Jakob Middendorp (Latin Jacobus Middendorpius) (c. 1537, Twente – 13 January 1611, Cologne) was a Dutch Catholic theologian and churchman, academic and historian.

==Life==
Middendorp was born about 1537 in Oldenzaal, or perhaps Ootmarsum, as he called himself Otmersensis on the title page of his work De celebrioribus Academiis. He studied the humanities at the Fragerherren gymnasium of Zwolle, philosophy and jurisprudence at Cologne University, where he became doctor of philosophy and both branches of law, and also licentiate of theology; he also taught peripatetic philosophy at the Montanum gymnasium there.
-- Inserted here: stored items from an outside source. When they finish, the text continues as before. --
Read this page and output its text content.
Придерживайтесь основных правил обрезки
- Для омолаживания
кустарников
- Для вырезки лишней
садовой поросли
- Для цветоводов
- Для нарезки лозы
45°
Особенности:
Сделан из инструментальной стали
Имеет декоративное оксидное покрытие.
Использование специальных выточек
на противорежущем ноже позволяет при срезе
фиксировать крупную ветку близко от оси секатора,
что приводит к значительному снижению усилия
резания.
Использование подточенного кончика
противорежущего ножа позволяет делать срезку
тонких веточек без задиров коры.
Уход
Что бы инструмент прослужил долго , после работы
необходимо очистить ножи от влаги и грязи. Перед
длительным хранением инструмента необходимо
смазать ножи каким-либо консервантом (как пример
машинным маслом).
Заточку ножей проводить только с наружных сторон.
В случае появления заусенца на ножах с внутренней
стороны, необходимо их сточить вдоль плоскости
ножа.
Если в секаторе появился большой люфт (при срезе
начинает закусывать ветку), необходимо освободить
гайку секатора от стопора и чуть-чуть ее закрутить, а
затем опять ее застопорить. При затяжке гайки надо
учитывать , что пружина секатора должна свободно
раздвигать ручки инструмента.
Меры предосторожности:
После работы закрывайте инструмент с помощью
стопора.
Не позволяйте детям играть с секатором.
He remained in Westphalia during the troubles in the Archdiocese of Cologne in the time of Archbishop Gebhard Truchsess von Waldburg, and was professor at various foreign academies; afterwards he returned to Cologne, where he passed the greater part of his life. In 1580 he became dean of St. Maria ad gradus, Cologne, in 1596 dean of St. Andreas, and in 1601 canon of the cathedral chapter. Rector of Cologne University from 1580 to 1581 and from 1602 to 1604, he was appointed vice-chancellor by the coadjutor, Ferdinand of Bavaria, in 1602. He lies buried in the church of St. Andreas.

==Works==
As an author he was best known by his De celebrioribus universi orbis Academiis, libri II, a pioneer work in the history of education and universities. It gave legendary foundations for European higher education, and its history was contaminated by the forgeries of Annius of Viterbo, factors leading to its being discounted by later authors.

He also published:
- Officiorum scholasticorum libri duo, quorum prior tam iuventutis quam populi Christiani magistrorum qui divinas et humanas literas publice privatimque docent, munus edisserit, posterior vero praecipua auditorum populique offica complectitur (Cologne, 1570);
- Historiam Aristeae versae per LXX interprets Scripturae sacrae ex MS. codicibus Graecis et Latinis restituit et commentario illustravit (Cologne, 1603);
- Historia monastica, quae religiosae et solitariae vitae originem, progressiones, incrementa et naturam ex scriptura Sacra, ex pontifico et Caesareo jure, ex antiquissimis historiis, ex veterum Patrum et librorum scriptis demonstrat (Cologne, 1603).